Poi quella riflessione che ha colpito tutti:

“Abbiamo scelto proprio un muro per includere.”

Il simbolo per eccellenza della separazione diventa così il luogo dell’incontro.

Una delle immagini più potenti della giornata.


A chiudere idealmente il cerchio è stata una frase pronunciata dal presidente della Cooperativa:

“L’autismo crea bellezza.”

Non era uno slogan.

Era ciò che tutti avevano davanti agli occhi.

Quelle quaranta metri di mosaico raccontavano esattamente questo.

Che la diversità non impoverisce.

Arricchisce.

Che il limite, quando incontra una comunità capace di accogliere, può trasformarsi in arte.

Che ogni persona custodisce una luce che aspetta soltanto qualcuno disposto a vederla.


Durante la presentazione, gli operatori hanno illustrato il progetto attraverso fotografie, racconti e video che hanno permesso di rivivere mesi di lavoro condiviso.

Ogni immagine raccontava sorrisi, concentrazione, mani sporche di colla, tessere sistemate una a una, piccoli errori trasformati in nuove idee.

Non si vedevano semplicemente ragazzi che realizzavano un murale.

Si vedevano persone che costruivano relazioni.

Alla fine dell’inaugurazione molti avevano gli occhi lucidi.

Perché quel muro raccontava qualcosa che riguarda tutti.

Non soltanto l’autismo.

Raccontava il bisogno universale di essere accolti.

Di sentirsi parte di una comunità.

Di sapere che qualcuno ci aspetta.

Che qualcuno ci vede.

Che qualcuno ci considera una ricchezza.

Da oggi Oliveri custodisce probabilmente una delle opere pubbliche più significative della Sicilia.

Non perché sia la più grande.

Non perché sia la più costosa.

Ma perché dietro ogni tessera vive una storia.

Dietro ogni colore c’è una famiglia.

Dietro ogni figura c’è un ragazzo che ha lasciato un pezzo di sé.

E dietro quell’intero muro c’è una comunità che ha scelto di dire, con i fatti prima ancora che con le parole, che nessuno deve restare indietro.

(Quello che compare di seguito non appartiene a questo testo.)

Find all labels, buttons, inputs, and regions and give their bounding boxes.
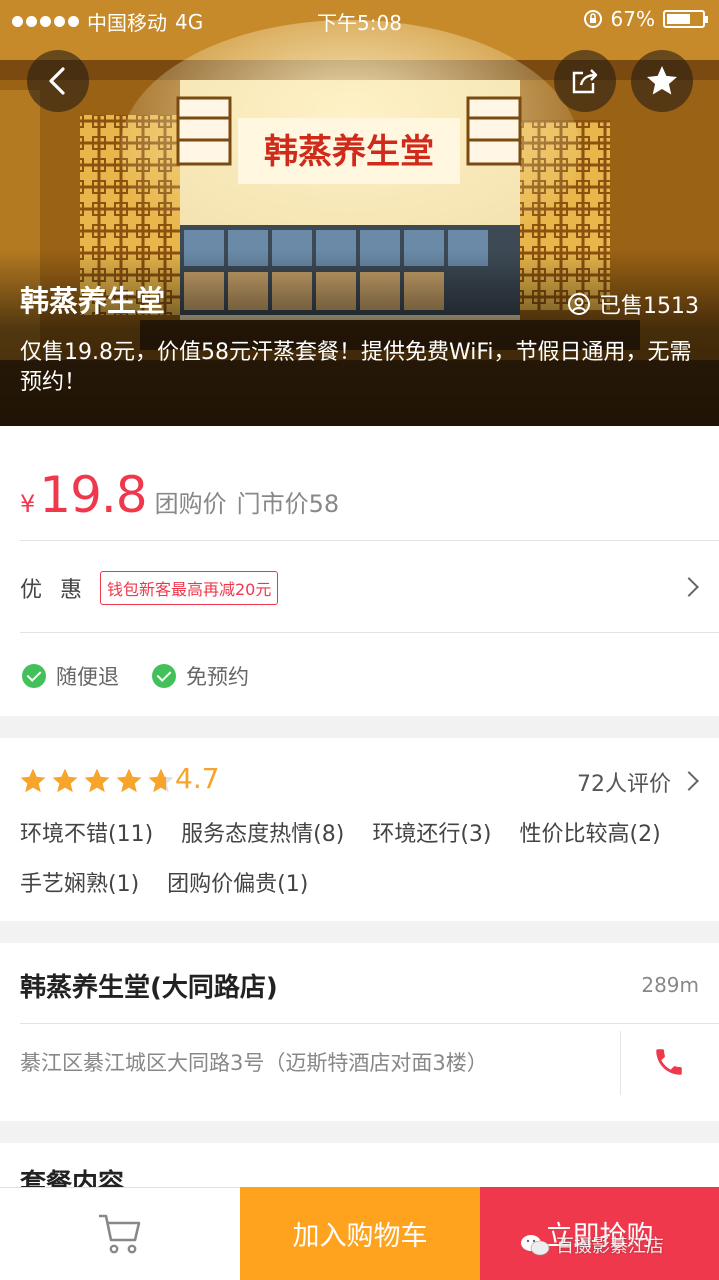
divider (620, 1031, 621, 1095)
review-tag[interactable]: 环境还行(3) (372, 816, 491, 848)
price-type-label: 团购价 (154, 490, 227, 518)
status-bar: 中国移动 4G 下午5:08 67% (0, 0, 719, 40)
check-icon (152, 664, 176, 688)
review-tag[interactable]: 服务态度热情(8) (181, 816, 344, 848)
cart-icon (99, 1214, 141, 1254)
market-price: 门市价58 (236, 490, 340, 518)
review-tag[interactable]: 团购价偏贵(1) (167, 866, 308, 898)
deal-description: 仅售19.8元，价值58元汗蒸套餐！提供免费WiFi，节假日通用，无需预约！ (20, 340, 692, 395)
promo-label: 优惠 (20, 578, 101, 603)
star-full-icon (116, 768, 142, 793)
back-button[interactable] (27, 50, 89, 112)
check-icon (22, 664, 46, 688)
review-tags: 环境不错(11) 服务态度热情(8) 环境还行(3) 性价比较高(2) 手艺娴熟… (20, 816, 710, 898)
price-section: ¥ 19.8 团购价 门市价58 优惠 钱包新客最高再减20元 随便退 免预约 (0, 426, 719, 716)
sign-text: 韩蒸养生堂 (264, 132, 434, 171)
guarantee-refund: 随便退 (22, 661, 119, 691)
battery-percent: 67% (610, 7, 655, 31)
review-tag[interactable]: 性价比较高(2) (520, 816, 661, 848)
shop-section[interactable]: 韩蒸养生堂(大同路店) 289m 綦江区綦江城区大同路3号（迈斯特酒店对面3楼） (0, 943, 719, 1121)
battery-icon (663, 10, 708, 28)
chevron-right-icon (679, 577, 699, 597)
divider (20, 632, 719, 633)
user-icon (568, 293, 590, 315)
rating-section[interactable]: 4.7 72人评价 环境不错(11) 服务态度热情(8) 环境还行(3) 性价比… (0, 738, 719, 921)
star-icon (647, 66, 677, 95)
cart-button[interactable] (0, 1187, 240, 1280)
promo-row[interactable]: 优惠 钱包新客最高再减20元 (0, 541, 719, 633)
star-full-icon (52, 768, 78, 793)
wechat-icon (521, 1235, 550, 1256)
call-button[interactable] (652, 1045, 686, 1083)
rating-score: 4.7 (175, 762, 220, 795)
chevron-right-icon (679, 771, 699, 791)
watermark: 百摄影綦江店 (520, 1232, 664, 1258)
add-to-cart-button[interactable]: 加入购物车 (240, 1187, 480, 1280)
share-icon (572, 69, 598, 94)
review-count[interactable]: 72人评价 (577, 766, 671, 798)
deal-price: 19.8 (39, 466, 147, 524)
review-tag[interactable]: 手艺娴熟(1) (20, 866, 139, 898)
divider (20, 1023, 719, 1024)
review-tag[interactable]: 环境不错(11) (20, 816, 153, 848)
share-button[interactable] (554, 50, 616, 112)
promo-badge: 钱包新客最高再减20元 (100, 571, 279, 605)
guarantee-label: 免预约 (186, 665, 249, 689)
favorite-button[interactable] (631, 50, 693, 112)
rotation-lock-icon (583, 10, 602, 28)
sold-count-label: 已售1513 (599, 294, 699, 319)
hero-banner: 韩蒸养生堂 中国移动 4G 下午5:08 67% 韩蒸养生堂 已售1513 仅售… (0, 0, 719, 426)
guarantee-label: 随便退 (56, 665, 119, 689)
shop-distance: 289m (641, 973, 699, 997)
phone-icon (656, 1049, 682, 1075)
sold-count: 已售1513 (567, 288, 699, 320)
shop-name[interactable]: 韩蒸养生堂(大同路店) (20, 967, 278, 1004)
star-partial-icon (148, 768, 174, 793)
currency-symbol: ¥ (20, 490, 36, 518)
star-full-icon (84, 768, 110, 793)
back-icon (49, 67, 65, 95)
star-rating (18, 766, 176, 796)
star-full-icon (20, 768, 46, 793)
watermark-text: 百摄影綦江店 (556, 1236, 664, 1257)
guarantee-no-booking: 免预约 (152, 661, 249, 691)
price-row: ¥ 19.8 团购价 门市价58 (20, 466, 339, 524)
deal-title: 韩蒸养生堂 (20, 284, 166, 318)
shop-address[interactable]: 綦江区綦江城区大同路3号（迈斯特酒店对面3楼） (20, 1047, 488, 1077)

In un tempo in cui troppo spesso i muri vengono costruiti per dividere, Oliveri ne ha realizzato uno per fare esattamente il contrario.

Per ricordare che l’inclusione non è una teoria.

È una scelta quotidiana.

Ed è forse questa la forma più alta di bellezza che una comunità possa lasciare in eredità alle generazioni future.